By semantic representation, we assume you’re referring to the text representations? If so, this is unlikely to explain the high performance of the generative classifiers. While using a powerful text model may be important in settings involving complex language descriptions, the input prompts we use are very simple. It doesn’t seem likely to us that a 10b-parameter text encoder like T5-XXL offers much of an advantage when the prompt is “a bad photo of a dog.” In other words, the challenge of the out-of-distribution datasets we use is in the visual understanding needed to solve the tasks, not in language understanding. That said, we agree that a perfect comparison would include the same language encoder for every model, thus we have added the following to the paper’s limitations section: “Furthermore, different models use different language encoders which may be a confounding factor”.

2. clustering analysis:

Indeed, our Figure 6 showed CLIP in the ‘model cluster’ rather than the ‘human cluster’ because we sorted the models manually and admittedly ad-hoc by model type, starting with CNNs etc.

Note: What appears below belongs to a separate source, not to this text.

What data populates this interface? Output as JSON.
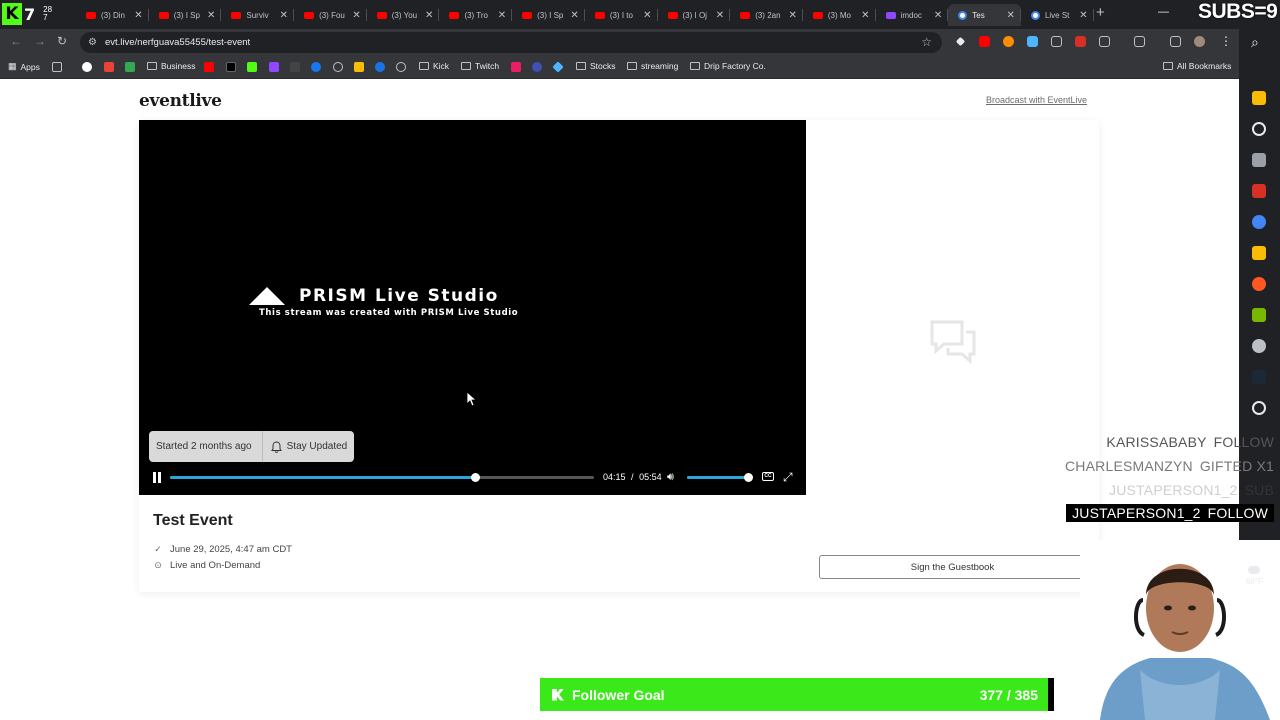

In response to your concern, we have updated the plot with a more principled sorting method: we now sort by average error consistency with human observers - thus the resulting clusters are now based on actual data, rather than manual sorting. There are still broadly two clusters that emerge - one big cluster encompassing most models, and the other encompassing humans, generative classifiers, CLIP and a few other models. Consequently, we have also updated the annotation from “Generative classifiers are in the human cluster, not the model cluster” to “Generative classifiers show high consistency with humans and lower consistency with ‘traditional’ models” (since it’s no longer just a ‘human cluster’). We believe the updated plot (Figure 6) better reflects the empirical finding, thanks for your comment!

3. Open sourcing code:

We agree with the reviewer and are working on open-sourcing code as soon as possible. We would additionally like to note that most components of our paper can be replicated already using existing open-source repositories by various different authors and repos:

The model-vs-human toolbox that contains all datasets, benchmarks, and various models: https://github.com/bethgelab/model-vs-human

Zero-shot classification code for Stable Diffusion: https://github.com/diffusion-classifier/diffusion-classifier

Finally, we have provided a high level of detail for reproducibility. A core experiment from our study (increased shape bias from diffusion-style training) has already been successfully replicated by an independent third party researcher based on our methods section. We provide the link to this independent replication with the caveat that they link to our publicly available non-anonymous version of the paper that might compromise the double-blind review process. Please do not visit the link if that is a concern: https://github.com/paulgavrikov/diffusion-noise-cls-pytorch

4. Only considering final, resulting image:

Maybe there is a misunderstanding: in our experiments we always evaluate the score based on the final denoised image (for example please see Figure 3 in Clark & Jaini 2023 on which our approach is based). We also do not perform sampling but just run the forward diffusion process to get scores. The averaging in Eq.2 is over the noise level - we sample multiple noise levels to noise the target image and then denoise it to get the relevant scores. We have added an algorithm box in Appendix A to make this clearer.

5. Citing Golan, Raju & Kriegeskorte (2020):

We have added a citation to the controversial stimuli paper in Section 3 (“These findings appear consistent with the MNIST results by Golan et al. (2020) reporting that a generative model captures human responses better than discriminative models.”)

Thanks again for your detailed review!